To Reproduce Steps to reproduce the behavior:

  1. Open a .epub book that has a style.css designated font (I've included an user-generated one, but I've experienced it with copyrighted books which I can't share here as well)
  2. Go to Fonts & Layout settings
  3. Alternate between Serif and Sans-serif as the default or change the specific font family for either
  4. Foliate will not apply the desired font

Expected behavior The selected font or font category (Serif/Sans-serif) should be applied

Version:

Additional context I had to zip up an example epub to share it, as Github would not let me upload an .epub file as is: Example.zip

johnfactotum commented 11 months ago

It's indeed by design, and that's why it's called "Default Font", i.e. the default if the book doesn't specify any. But it does need an option to override publisher fonts.

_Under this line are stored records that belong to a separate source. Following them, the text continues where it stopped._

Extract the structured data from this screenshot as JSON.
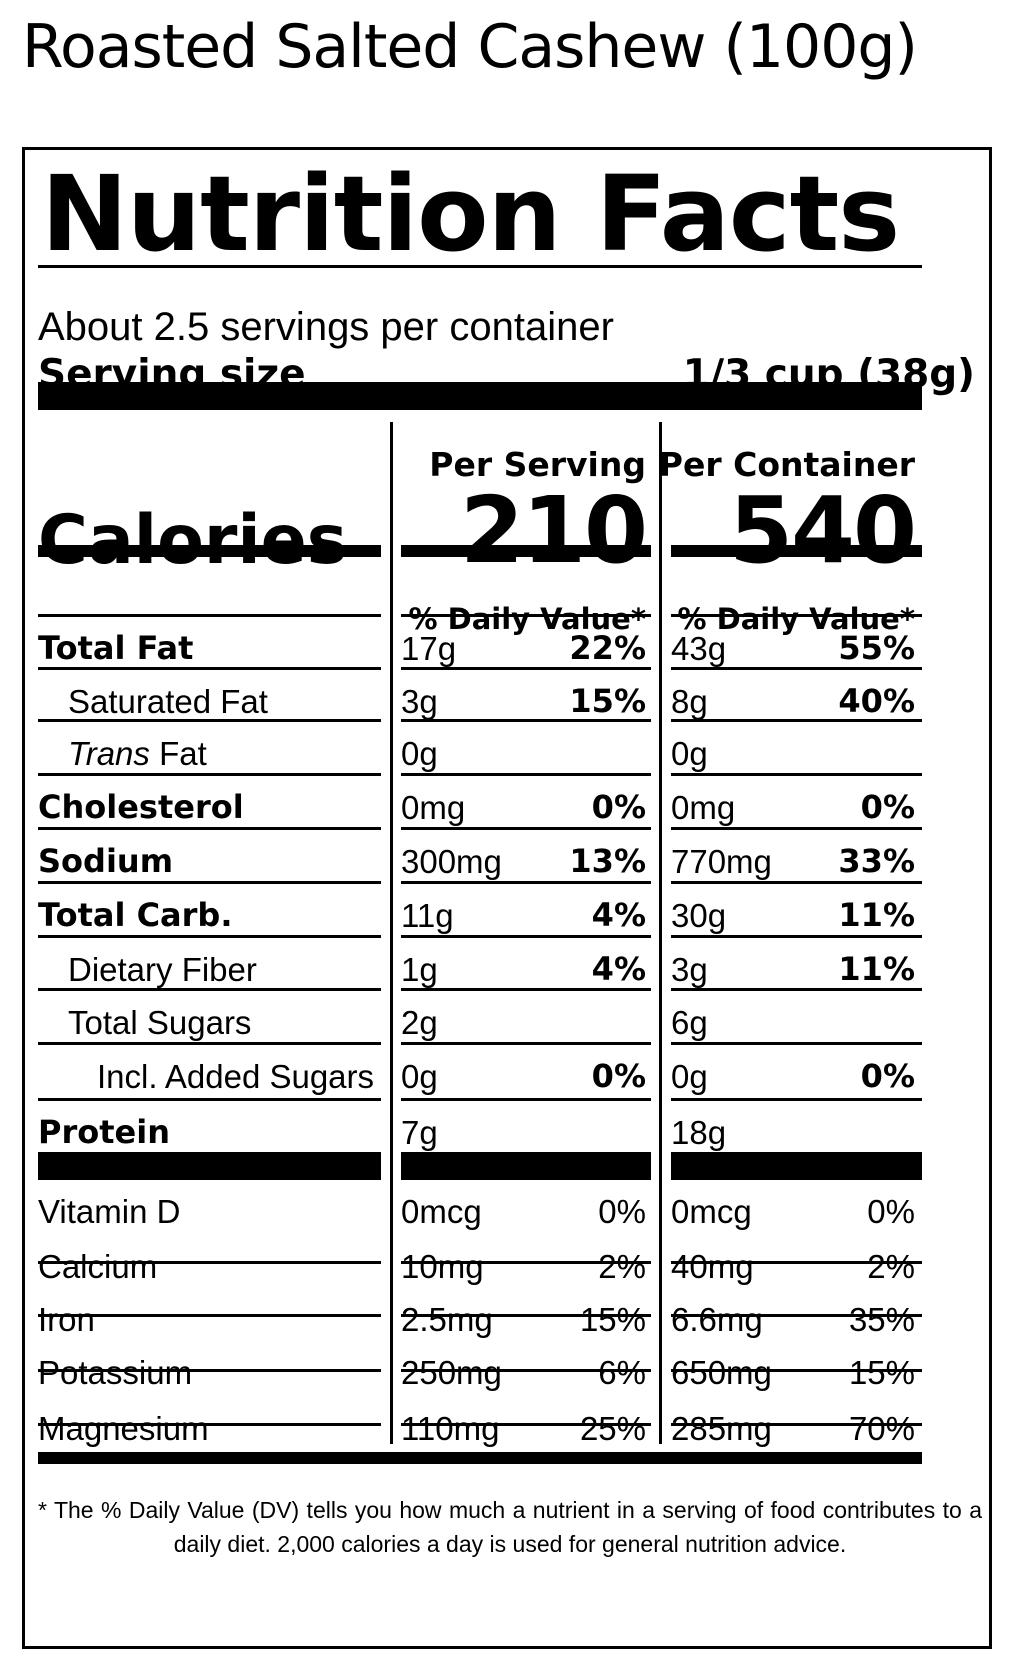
{
  "product_title": "Roasted Salted Cashew (100g)",
  "heading": "Nutrition Facts",
  "servings_per_container": "About 2.5 servings per container",
  "serving_size_label": "Serving size",
  "serving_size_value": "1/3 cup (38g)",
  "calories_label": "Calories",
  "columns": [
    {
      "header": "Per Serving",
      "calories": "210",
      "dv_header": "% Daily Value*"
    },
    {
      "header": "Per Container",
      "calories": "540",
      "dv_header": "% Daily Value*"
    }
  ],
  "nutrients": [
    {
      "name": "Total Fat",
      "style": "bold",
      "serving": {
        "amount": "17g",
        "dv": "22%"
      },
      "container": {
        "amount": "43g",
        "dv": "55%"
      }
    },
    {
      "name": "Saturated Fat",
      "style": "indent",
      "serving": {
        "amount": "3g",
        "dv": "15%"
      },
      "container": {
        "amount": "8g",
        "dv": "40%"
      }
    },
    {
      "name_italic": "Trans",
      "name": " Fat",
      "style": "indent-italic",
      "serving": {
        "amount": "0g",
        "dv": ""
      },
      "container": {
        "amount": "0g",
        "dv": ""
      }
    },
    {
      "name": "Cholesterol",
      "style": "bold",
      "serving": {
        "amount": "0mg",
        "dv": "0%"
      },
      "container": {
        "amount": "0mg",
        "dv": "0%"
      }
    },
    {
      "name": "Sodium",
      "style": "bold",
      "serving": {
        "amount": "300mg",
        "dv": "13%"
      },
      "container": {
        "amount": "770mg",
        "dv": "33%"
      }
    },
    {
      "name": "Total Carb.",
      "style": "bold",
      "serving": {
        "amount": "11g",
        "dv": "4%"
      },
      "container": {
        "amount": "30g",
        "dv": "11%"
      }
    },
    {
      "name": "Dietary Fiber",
      "style": "indent",
      "serving": {
        "amount": "1g",
        "dv": "4%"
      },
      "container": {
        "amount": "3g",
        "dv": "11%"
      }
    },
    {
      "name": "Total Sugars",
      "style": "indent",
      "serving": {
        "amount": "2g",
        "dv": ""
      },
      "container": {
        "amount": "6g",
        "dv": ""
      }
    },
    {
      "name": "Incl. Added Sugars",
      "style": "indent2",
      "serving": {
        "amount": "0g",
        "dv": "0%"
      },
      "container": {
        "amount": "0g",
        "dv": "0%"
      }
    },
    {
      "name": "Protein",
      "style": "bold",
      "serving": {
        "amount": "7g",
        "dv": ""
      },
      "container": {
        "amount": "18g",
        "dv": ""
      }
    }
  ],
  "vitamins": [
    {
      "name": "Vitamin D",
      "serving": {
        "amount": "0mcg",
        "dv": "0%"
      },
      "container": {
        "amount": "0mcg",
        "dv": "0%"
      }
    },
    {
      "name": "Calcium",
      "serving": {
        "amount": "10mg",
        "dv": "2%"
      },
      "container": {
        "amount": "40mg",
        "dv": "2%"
      }
    },
    {
      "name": "Iron",
      "serving": {
        "amount": "2.5mg",
        "dv": "15%"
      },
      "container": {
        "amount": "6.6mg",
        "dv": "35%"
      }
    },
    {
      "name": "Potassium",
      "serving": {
        "amount": "250mg",
        "dv": "6%"
      },
      "container": {
        "amount": "650mg",
        "dv": "15%"
      }
    },
    {
      "name": "Magnesium",
      "serving": {
        "amount": "110mg",
        "dv": "25%"
      },
      "container": {
        "amount": "285mg",
        "dv": "70%"
      }
    }
  ],
  "footnote": "* The % Daily Value (DV) tells you how much a nutrient in a serving of food contributes to a daily diet. 2,000 calories a day is used for general nutrition advice."
}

As a workaround, you can add the following to user-stylesheet.css:

* {
    font-family: inherit !important;
    line-height: inherit !important;
}
elmagio commented 11 months ago

Thanks for the workaround !

johnfactotum commented 11 months ago

It just occurred to me that using inherit will break elements like pre, code, samp, etc. So one should probably use revert instead.

* {
    font-family: revert !important;
}
distefam commented 11 months ago

Thank you for this workaround, however, applying it to a book with code blocks that are ordinarily rendered in a monospaced font makes those blocks also render with the default font, even when I've specified a monospaced font in Foliate's preferences.

johnfactotum commented 11 months ago

revert works for code blocks, which is usually marked up with <pre>, which is styled by the user agent (i.e. WebKit) with the default monospace font.

You can use the inspector (F12) to see what's happening.